Parlare degli abusi in modo corretto e competente è già combatterli e prevenirli. L’abuso infatti si sviluppa nel silenzio: si parla di un terribile «gioco del silenzio» che legale vittime ai loro abusatori, un gioco di morte che va spezzato innanzitutto con una formazione che sensibilizza, informa, educa evitando l’isolamento delle vittime. Parlare di questi temi già crea una rete di salvataggio, un contesto vigile, critico, collaborativo che rende possibile la prevenzione e la cura. Prendere atto con realismo della possibilità che anche nelle nostre realtà si compiano abusi, è fondamentale per impedire che si verifichino. Per questo non possiamo guardare all’abuso solo come «un incidente» e all’abusatore come «una mela marcia». Se la responsabilità (morale, giuridica, ecc.) è personale, dobbiamo tener presente che c’è sempre un contesto che ha favorito l’abuso, se non altro perché non ha individuato per tempo il possibile abusatore o perché ha permesso situazioni favorevoli tralasciando quei controlli e quelle verifiche che la prudenza e l’esperienza suggeriscono.

Ogni persona che entra in contatto con ragazzi e giovani quindi dovrebbe avere una formazione specifica, sia pure minimale, nell’ambito della loro tutela: questo significa avere imparato a riconoscere i segni di abuso, sapere come intervenire qualora vi sia il sospetto che un minore sia stato abusato. Non bastano tuttavia i protocolli e le linee guida, bisogna andare più in profondità: formare le persone a vivere relazioni sane, improntate al rispetto della dignità di tutti. E’ necessaria una formazione che aiuti in particolare a maturare una affettività matura, nella consapevolezza che prendendosi cura della propria affettività si riesce poi a proteggere anche l’affettività dei minori che ci sono affidati.

L’educazione nelle sue varie espressioni coinvolge sempre la dimensione affettiva, intesa come dono, libertà, rispetto. L’abuso si attua quando non si rispetta il confine oltre il quale l’intimità e la dignità dell’altro viene violata: per questo ogni comportamento abusante è violazione della giustizia, perché toglie all’altro quel rispetto che gli è dovuto per il fatto stesso di essere persona.

Per tutelare i nostri bambini, ragazzi, adolescenti non possiamo allora muovere solo da ansie e sospetti: la reazione all’abuso è necessaria, ma prima della dimensione reattiva è necessaria e auspicabile quella pro-attiva: non solo reazione a quanto dovesse emergere, ma interventi e proposte positive che portino ad avere uno sguardo vigile e aperto, un discernimento comunitario che superi il protagonismo di singoli individui e dei codici di condotta chiari e condivisi.

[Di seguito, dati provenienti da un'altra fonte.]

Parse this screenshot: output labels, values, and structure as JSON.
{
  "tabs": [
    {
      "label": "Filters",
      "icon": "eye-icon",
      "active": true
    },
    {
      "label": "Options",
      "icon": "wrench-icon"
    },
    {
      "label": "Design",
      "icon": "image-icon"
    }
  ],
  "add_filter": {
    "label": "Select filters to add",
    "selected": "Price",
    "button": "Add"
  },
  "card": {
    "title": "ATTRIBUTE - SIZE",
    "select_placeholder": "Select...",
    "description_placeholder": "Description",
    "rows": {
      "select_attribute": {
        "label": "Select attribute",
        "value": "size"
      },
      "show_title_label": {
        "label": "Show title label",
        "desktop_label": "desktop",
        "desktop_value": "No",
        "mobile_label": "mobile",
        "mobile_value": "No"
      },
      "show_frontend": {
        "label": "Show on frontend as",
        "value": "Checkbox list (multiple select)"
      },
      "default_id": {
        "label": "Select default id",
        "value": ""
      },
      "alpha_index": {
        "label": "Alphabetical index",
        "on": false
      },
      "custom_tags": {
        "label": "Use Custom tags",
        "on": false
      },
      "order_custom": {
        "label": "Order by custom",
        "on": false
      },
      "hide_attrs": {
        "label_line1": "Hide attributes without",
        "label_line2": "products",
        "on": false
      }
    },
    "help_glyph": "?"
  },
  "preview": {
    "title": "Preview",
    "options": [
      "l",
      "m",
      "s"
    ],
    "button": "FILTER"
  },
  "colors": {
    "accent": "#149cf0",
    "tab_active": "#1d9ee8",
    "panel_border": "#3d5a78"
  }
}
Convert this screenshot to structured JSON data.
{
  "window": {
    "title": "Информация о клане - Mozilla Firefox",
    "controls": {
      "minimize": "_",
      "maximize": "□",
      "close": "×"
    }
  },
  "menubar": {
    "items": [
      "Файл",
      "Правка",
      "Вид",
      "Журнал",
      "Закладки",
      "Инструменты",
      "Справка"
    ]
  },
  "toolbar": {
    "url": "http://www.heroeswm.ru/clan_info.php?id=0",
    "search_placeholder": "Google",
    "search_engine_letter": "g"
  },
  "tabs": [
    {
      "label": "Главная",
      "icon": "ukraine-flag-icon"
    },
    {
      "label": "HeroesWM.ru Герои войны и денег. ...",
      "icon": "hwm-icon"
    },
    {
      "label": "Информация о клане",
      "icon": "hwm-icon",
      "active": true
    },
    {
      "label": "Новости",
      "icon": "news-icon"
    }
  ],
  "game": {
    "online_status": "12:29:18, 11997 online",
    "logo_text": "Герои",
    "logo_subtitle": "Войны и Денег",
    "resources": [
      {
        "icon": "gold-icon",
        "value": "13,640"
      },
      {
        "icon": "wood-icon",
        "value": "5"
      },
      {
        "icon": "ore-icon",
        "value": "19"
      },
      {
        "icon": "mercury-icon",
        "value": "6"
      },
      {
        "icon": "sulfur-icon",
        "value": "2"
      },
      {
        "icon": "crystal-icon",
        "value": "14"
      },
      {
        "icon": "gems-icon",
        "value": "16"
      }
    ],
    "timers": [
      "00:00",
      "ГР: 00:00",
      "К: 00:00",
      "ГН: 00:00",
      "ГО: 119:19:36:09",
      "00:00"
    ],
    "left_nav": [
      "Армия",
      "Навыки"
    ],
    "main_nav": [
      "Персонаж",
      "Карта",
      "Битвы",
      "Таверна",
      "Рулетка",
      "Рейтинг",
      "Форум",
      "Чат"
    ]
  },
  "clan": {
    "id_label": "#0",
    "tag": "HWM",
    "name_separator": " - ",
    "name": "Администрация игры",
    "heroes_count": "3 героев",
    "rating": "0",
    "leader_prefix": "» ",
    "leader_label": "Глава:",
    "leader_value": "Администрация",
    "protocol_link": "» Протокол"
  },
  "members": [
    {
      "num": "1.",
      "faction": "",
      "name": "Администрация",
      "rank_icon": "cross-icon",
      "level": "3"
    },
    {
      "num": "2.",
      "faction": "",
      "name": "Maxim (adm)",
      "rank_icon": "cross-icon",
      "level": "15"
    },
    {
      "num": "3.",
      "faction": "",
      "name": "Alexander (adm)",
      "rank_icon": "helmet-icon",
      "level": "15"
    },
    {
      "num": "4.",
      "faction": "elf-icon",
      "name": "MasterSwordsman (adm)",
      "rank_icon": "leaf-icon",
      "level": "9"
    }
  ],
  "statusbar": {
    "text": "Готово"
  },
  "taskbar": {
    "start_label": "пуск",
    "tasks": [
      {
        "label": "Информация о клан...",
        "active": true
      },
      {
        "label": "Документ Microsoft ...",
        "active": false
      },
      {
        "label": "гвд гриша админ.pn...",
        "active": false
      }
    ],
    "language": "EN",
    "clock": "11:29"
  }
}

Mi auguro che il lavoro di questa mattinata porti a maturare anche nel nostro ambiente una maggiore consapevolezza della necessità di non limitarci a gestire l’imprevisto, ma di prevenirlo puntando su interventi di qualità e soprattutto su uno stile di corresponsabilità e condivisione a tutti i livelli.

Concludendo ringrazio i due Dipartimenti dell’Università di Padova e di Ferrara che hanno una loro sede a Rovigo che ci offriranno il contributo di studiosi competenti ed appassionati, assieme al CUR che ci ospita in questo palazzo e ci ha supportato dal punto di vista organizzativo. Ringrazio pure i rappresentanti di alcune realtà educative e associative che nella seconda parte ci mostreranno in concreto come sviluppare un articolato programma di tutela.